Mr. Kelly, who won office in 2020 in a special election to fill the seat of Senator John McCain after his death, will be serving his first full term. In the final weeks of the campaign, his allies promoted Mr. Kelly’s bipartisan work in the Senate on energy, infrastructure and the economy. Outside the Arizona State Capitol a day before Election Day, Mr. McCain’s sons stood with state Republican leaders and former elected officials, who accused Mr. Masters of campaigning on fear and rebuked him over his 2020 election claims.
Sharon Harper, who is close friends with the McCain family and serves as the chief executive of a Peoria commercial real estate company, said at the event that she knew Mr. McCain would have been “very supportive” of Mr. Kelly because, like Mr. McCain, Mr. Kelly always put “America and Arizona first.”
Mr. Kelly, a former astronaut and the founder of a nonprofit group and super PAC that support gun control — his wife, former Representative Gabby Giffords, was shot in the head in a 2011 assassination attempt — pitched himself as a leader concerned first and foremost with the needs of his state. He received help from former President Barack Obama and Jill Biden, the first lady, who made last-minute stops in Arizona.
But given President Biden’s sagging approval ratings and what appeared to be a difficult national environment for Democrats, Mr. Kelly was vulnerable.

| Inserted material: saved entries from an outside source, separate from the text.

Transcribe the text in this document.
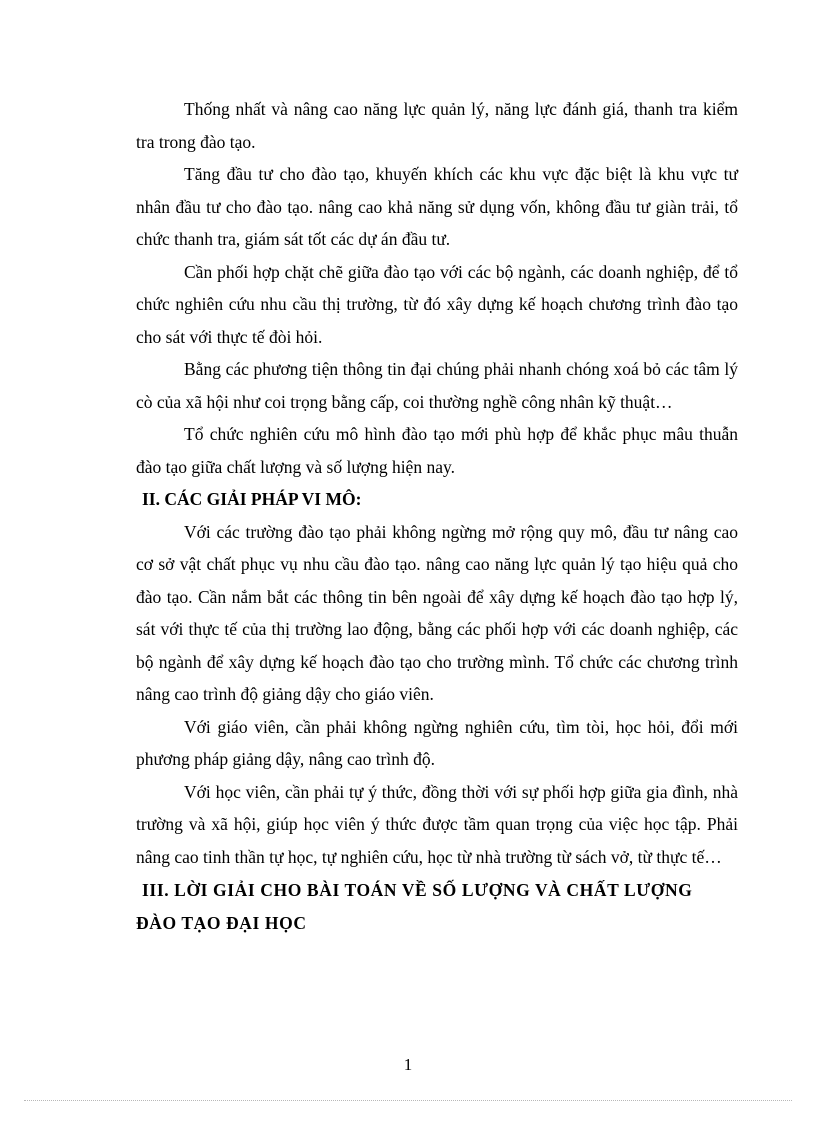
Thống nhất và nâng cao năng lực quản lý, năng lực đánh giá, thanh tra kiểm tra trong đào tạo.

Tăng đầu tư cho đào tạo, khuyến khích các khu vực đặc biệt là khu vực tư nhân đầu tư cho đào tạo. nâng cao khả năng sử dụng vốn, không đầu tư giàn trải, tổ chức thanh tra, giám sát tốt các dự án đầu tư.

Cần phối hợp chặt chẽ giữa đào tạo với các bộ ngành, các doanh nghiệp, để tổ chức nghiên cứu nhu cầu thị trường, từ đó xây dựng kế hoạch chương trình đào tạo cho sát với thực tế đòi hỏi.

Bằng các phương tiện thông tin đại chúng phải nhanh chóng xoá bỏ các tâm lý cò của xã hội như coi trọng bằng cấp, coi thường nghề công nhân kỹ thuật…

Tổ chức nghiên cứu mô hình đào tạo mới phù hợp để khắc phục mâu thuẫn đào tạo giữa chất lượng và số lượng hiện nay.

II. CÁC GIẢI PHÁP VI MÔ:

Với các trường đào tạo phải không ngừng mở rộng quy mô, đầu tư nâng cao cơ sở vật chất phục vụ nhu cầu đào tạo. nâng cao năng lực quản lý tạo hiệu quả cho đào tạo. Cần nắm bắt các thông tin bên ngoài để xây dựng kế hoạch đào tạo hợp lý, sát với thực tế của thị trường lao động, bằng các phối hợp với các doanh nghiệp, các bộ ngành để xây dựng kế hoạch đào tạo cho trường mình. Tổ chức các chương trình nâng cao trình độ giảng dậy cho giáo viên.

Với giáo viên, cần phải không ngừng nghiên cứu, tìm tòi, học hỏi, đổi mới phương pháp giảng dậy, nâng cao trình độ.

Với học viên, cần phải tự ý thức, đồng thời với sự phối hợp giữa gia đình, nhà trường và xã hội, giúp học viên ý thức được tầm quan trọng của việc học tập. Phải nâng cao tinh thần tự học, tự nghiên cứu, học từ nhà trường từ sách vở, từ thực tế…

III. LỜI GIẢI CHO BÀI TOÁN VỀ SỐ LƯỢNG VÀ CHẤT LƯỢNG ĐÀO TẠO ĐẠI HỌC
1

In an October debate, Mr. Masters hit him hard on inflation and the southern border, two of Republicans’ strongest issues in the state. On the stump, Mr. Masters painted a dystopian picture of the border — overrun by cartels, fentanyl and “illegals” sweeping through.
After lagging well behind in polls early in the campaign, Mr. Masters improved his standing as former President Donald J. Trump and his allies came to his aid and national Republicans ticked up their ad spending.